Without requiring any additional software, ImgLab is a free platform for image annotation that can be used directly by the website [24]. which has been used in this work to semantic label annotation for annotate gestures in some of the images to analyze the images that were generated from strokes patients and elderly people who have difficulty speaking and converting them into a mask:
Stage 1: Segmentation by Thresholding
The entire pre-processed dataset was segmented using thresholding.
About 10% of the images were accurately segmented.
Stage 2: K-means Clustering
K-means clustering was applied to the remaining 90% of the dataset images.
About 30% of the resulting images were accurately segmented.
Stage 3: Using Imglab Tool
The Imglab tool was used on the remaining 60% of the images.
A JSON file was generated and converted into segmented images.
About 10% of the resulting images were accurately segmented.
Results Analysis:
Approximately 50% of the images were accurately segmented.
These accurately segmented images were used to train a U-net model to obtain the best weights.
The remaining 50% of images, which were not accurately segmented, were used for testing.
Final Result:
The U-net model achieved 100% accuracy in segmenting the images.

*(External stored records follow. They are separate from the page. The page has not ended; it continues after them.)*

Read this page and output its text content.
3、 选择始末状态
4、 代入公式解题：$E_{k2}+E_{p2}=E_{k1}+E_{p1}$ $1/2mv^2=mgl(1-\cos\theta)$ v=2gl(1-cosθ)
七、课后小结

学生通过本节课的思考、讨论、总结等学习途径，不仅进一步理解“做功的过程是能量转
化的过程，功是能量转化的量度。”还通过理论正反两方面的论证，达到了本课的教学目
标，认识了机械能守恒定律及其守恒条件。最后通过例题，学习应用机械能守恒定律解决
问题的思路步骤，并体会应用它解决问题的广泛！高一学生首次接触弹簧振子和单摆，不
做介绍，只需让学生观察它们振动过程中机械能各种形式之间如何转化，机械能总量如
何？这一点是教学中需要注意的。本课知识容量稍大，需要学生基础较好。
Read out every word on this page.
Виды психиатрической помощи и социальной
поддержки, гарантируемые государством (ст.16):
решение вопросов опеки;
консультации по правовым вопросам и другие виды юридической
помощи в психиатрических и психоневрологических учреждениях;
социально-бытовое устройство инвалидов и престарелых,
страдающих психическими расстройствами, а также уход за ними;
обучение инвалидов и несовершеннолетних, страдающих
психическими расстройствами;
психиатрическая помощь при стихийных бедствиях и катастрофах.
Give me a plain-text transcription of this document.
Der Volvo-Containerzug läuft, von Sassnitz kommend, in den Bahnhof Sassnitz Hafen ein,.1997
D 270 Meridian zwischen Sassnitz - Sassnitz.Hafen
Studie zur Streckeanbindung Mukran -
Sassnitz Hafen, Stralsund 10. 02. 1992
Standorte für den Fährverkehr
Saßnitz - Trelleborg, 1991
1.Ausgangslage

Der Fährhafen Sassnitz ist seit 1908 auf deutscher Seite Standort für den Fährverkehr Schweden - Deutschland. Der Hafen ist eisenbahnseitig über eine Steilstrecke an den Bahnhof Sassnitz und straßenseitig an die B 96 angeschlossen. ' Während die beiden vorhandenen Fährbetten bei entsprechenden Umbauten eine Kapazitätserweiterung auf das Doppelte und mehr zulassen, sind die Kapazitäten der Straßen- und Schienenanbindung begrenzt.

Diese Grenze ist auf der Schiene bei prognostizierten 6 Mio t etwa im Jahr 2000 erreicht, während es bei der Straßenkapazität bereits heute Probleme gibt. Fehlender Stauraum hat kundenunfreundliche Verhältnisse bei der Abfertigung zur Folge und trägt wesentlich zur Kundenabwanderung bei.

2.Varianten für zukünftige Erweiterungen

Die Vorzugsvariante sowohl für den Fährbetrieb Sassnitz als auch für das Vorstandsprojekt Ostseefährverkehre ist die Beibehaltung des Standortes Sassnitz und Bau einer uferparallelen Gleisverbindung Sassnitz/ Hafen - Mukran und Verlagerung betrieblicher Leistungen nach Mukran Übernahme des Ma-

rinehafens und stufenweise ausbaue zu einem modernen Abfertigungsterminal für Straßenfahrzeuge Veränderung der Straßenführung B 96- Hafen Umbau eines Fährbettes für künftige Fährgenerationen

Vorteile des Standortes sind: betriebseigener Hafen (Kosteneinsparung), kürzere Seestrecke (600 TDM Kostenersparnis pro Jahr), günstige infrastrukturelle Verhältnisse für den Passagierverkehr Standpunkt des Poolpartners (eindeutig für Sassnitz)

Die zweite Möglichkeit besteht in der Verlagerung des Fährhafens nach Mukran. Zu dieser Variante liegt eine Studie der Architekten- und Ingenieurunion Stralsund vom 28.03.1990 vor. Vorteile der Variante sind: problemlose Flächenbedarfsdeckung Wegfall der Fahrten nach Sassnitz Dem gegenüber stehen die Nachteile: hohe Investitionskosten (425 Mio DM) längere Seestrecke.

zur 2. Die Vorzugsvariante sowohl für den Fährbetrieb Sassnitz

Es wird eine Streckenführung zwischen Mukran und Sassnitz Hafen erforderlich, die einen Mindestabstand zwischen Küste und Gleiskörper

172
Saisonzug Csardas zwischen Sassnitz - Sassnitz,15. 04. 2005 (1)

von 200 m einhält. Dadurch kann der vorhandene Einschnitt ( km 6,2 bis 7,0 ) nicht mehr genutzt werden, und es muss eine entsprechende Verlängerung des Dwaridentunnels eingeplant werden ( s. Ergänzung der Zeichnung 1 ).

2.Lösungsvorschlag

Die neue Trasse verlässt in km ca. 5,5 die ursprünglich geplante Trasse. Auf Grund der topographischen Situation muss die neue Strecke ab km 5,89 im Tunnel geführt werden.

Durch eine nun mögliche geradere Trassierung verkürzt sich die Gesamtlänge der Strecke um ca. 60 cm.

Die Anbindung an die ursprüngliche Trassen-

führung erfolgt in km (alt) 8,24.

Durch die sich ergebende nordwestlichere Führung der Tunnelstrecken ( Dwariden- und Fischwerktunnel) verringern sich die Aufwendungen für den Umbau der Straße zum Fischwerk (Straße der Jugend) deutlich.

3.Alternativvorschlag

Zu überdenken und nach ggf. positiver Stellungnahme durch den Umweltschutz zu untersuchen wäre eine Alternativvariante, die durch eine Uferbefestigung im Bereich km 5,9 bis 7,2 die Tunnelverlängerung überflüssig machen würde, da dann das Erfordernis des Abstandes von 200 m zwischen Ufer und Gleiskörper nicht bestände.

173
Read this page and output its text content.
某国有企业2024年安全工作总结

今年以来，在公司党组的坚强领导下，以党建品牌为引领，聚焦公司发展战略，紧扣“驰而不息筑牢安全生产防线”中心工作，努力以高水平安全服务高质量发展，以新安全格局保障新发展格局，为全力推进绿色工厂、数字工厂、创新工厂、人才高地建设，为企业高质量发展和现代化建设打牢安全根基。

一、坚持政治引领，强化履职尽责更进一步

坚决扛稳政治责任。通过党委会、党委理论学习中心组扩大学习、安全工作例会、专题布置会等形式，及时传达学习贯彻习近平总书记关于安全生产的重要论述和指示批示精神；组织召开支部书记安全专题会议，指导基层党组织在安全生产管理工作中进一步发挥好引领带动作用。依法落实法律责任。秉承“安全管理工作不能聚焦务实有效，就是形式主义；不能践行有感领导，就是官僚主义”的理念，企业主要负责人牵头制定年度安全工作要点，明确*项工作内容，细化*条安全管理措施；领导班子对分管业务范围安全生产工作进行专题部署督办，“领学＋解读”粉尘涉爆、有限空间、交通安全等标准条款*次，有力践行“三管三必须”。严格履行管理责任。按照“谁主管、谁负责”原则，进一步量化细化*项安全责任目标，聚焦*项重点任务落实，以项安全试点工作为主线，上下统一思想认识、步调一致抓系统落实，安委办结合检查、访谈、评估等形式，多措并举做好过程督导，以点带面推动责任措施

Table 3 show some examples of images with their masks.
3.3 Augmentation
Augmentation methods are used to improve datasets efficiency by increasing the dataset's variety. These methods include flips, rotations, translations, and brightness changes [25, 26]. By using Augmentation, we simulate differences in gesture representation that occur in real life. Also, to improve the effectiveness of model training and obtain better test results, we employ dataset augmentation. For the instance segmentation dataset, the original dataset image ×4 by horizontal flipping, 5% rotate, 3% blurring, and 2% noising is applied on training dataset. The instance segmentation dataset is 10.010 for train (92%), 512 for valid (5%), 286 for test (3%), (10.808) the total size of image and (10.808) text file as annotation label. For the semantic segmentation dataset, the original dataset image ×3 by horizontal flipping, 45% rotate, 9% scale is done on training dataset. Train dataset is 10,400 (number of training samples is 9356 and number of validation samples is 1040) and test dataset is 260.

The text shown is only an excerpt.